With his landmark study, published in the New England Journal of Medicine, Pronovost was likely the first to implement a patient safety initiative successfully on a large scale. Using his system of checklist, culture change and measurement, he virtually eliminated the infection in Michigan and is taking his checklist national and international.
Journalists who signed up for conference field trips spent a day studying health care firsthand.
One group attended a mini-med school in a state-of-the art, hands-on simulation center at the Feinberg School of Medicine; made a visit to the Renee Schine Crown Neonatal Intensive Care Unit at Northwestern Memorial's Prentice Women's Hospital; attended a discussion with leaders of the NUGene Project, a biobank of genetic samples and electronic health records from more than 10,000 volunteers; and took a trip to the Rehabilitation Institute of Chicago's world-renowned Center for Bionic Medicine.
The other group visited the CDC's Mobile Examination Center for the National Health and Nutrition Examination Survey, obtaining embargoed data about hypertension and diabetes research. Attendees visited Jesse Brown VA Medical Center, one of the most active in the Department of Veterans Affairs, and learn about the approach to veterans recently returning from Iraq and Afghanistan.
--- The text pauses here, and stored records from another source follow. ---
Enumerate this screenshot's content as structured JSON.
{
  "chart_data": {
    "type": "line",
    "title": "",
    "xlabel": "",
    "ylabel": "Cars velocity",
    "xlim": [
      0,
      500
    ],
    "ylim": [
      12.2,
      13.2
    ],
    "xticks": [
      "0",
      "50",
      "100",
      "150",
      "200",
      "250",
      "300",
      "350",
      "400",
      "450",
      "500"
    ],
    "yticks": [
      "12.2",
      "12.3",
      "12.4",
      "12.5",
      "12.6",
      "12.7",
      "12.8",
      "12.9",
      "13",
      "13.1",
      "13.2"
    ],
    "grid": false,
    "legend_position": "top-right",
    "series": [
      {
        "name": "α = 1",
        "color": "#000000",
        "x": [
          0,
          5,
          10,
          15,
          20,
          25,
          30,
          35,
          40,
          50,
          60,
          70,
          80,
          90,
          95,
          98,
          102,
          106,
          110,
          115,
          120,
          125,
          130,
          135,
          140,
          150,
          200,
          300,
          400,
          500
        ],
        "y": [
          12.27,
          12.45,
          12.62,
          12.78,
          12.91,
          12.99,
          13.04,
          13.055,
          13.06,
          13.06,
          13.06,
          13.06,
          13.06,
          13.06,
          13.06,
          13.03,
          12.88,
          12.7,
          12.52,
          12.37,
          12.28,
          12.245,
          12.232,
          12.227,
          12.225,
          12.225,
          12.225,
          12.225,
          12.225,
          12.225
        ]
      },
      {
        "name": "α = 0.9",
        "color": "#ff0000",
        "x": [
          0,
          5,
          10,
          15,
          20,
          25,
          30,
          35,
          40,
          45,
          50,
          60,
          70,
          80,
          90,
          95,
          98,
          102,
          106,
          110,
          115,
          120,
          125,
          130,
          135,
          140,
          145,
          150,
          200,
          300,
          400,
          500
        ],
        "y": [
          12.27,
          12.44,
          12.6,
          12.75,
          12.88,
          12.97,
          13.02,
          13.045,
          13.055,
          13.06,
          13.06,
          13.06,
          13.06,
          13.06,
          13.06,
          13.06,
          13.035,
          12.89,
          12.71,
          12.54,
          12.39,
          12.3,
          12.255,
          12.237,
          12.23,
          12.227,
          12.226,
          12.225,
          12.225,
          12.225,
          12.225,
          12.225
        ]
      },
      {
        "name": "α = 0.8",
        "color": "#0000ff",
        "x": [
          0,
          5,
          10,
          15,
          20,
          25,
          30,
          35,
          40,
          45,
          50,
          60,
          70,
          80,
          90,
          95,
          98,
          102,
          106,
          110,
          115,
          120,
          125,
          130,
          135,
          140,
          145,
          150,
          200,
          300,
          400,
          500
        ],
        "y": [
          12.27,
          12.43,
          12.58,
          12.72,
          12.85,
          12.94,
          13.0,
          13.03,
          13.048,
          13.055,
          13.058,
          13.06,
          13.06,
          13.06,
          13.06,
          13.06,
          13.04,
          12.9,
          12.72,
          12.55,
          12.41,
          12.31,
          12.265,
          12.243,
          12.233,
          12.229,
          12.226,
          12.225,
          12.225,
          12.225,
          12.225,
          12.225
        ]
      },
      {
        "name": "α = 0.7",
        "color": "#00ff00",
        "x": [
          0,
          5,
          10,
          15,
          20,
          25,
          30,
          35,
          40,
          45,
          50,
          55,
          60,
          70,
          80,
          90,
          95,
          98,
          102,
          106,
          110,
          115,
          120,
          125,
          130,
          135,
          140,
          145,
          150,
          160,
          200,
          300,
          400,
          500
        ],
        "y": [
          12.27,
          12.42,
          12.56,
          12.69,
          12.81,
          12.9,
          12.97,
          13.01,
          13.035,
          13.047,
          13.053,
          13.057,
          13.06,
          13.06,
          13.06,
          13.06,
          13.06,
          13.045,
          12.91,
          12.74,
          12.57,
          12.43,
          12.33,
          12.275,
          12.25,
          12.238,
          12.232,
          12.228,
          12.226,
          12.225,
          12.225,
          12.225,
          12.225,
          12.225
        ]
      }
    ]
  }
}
The group also learned more about the Veterans Health Information Systems and Technology Architecture's computer application that enables clinicians to enter, review and continuously update all information connected with any patient.
Other conference highlights:
A series of sessions covered finding detailed and authoritative sources of online databases and maps to build resources and skills. The sessions included public and private funding of health care as well as examining the health and health-related issues of communities and neighborhoods. Experts from Dartmouth Atlas and the Institute for Health Metrics and Evaluation guided journalists through rich data sources directly related to health. A representative of ESRI introduced a Web interface that allows journalists to create neighborhood boundaries and examine health-related details.
A special track of panels throughout the conference were designed to help journalists assess health reform - the outlook for hospitals, doctor shortages, how local and state governments are affected, how public policies are made through comparative effectiveness research, and how journalist can keep up with health reform's twists and turns.
Freelancers and editors spent time meeting during AHCJ's annual PitchFest. The session was created to give freelancers an opportunity to sit down and discuss ideas one-on-one with editors from selected publications.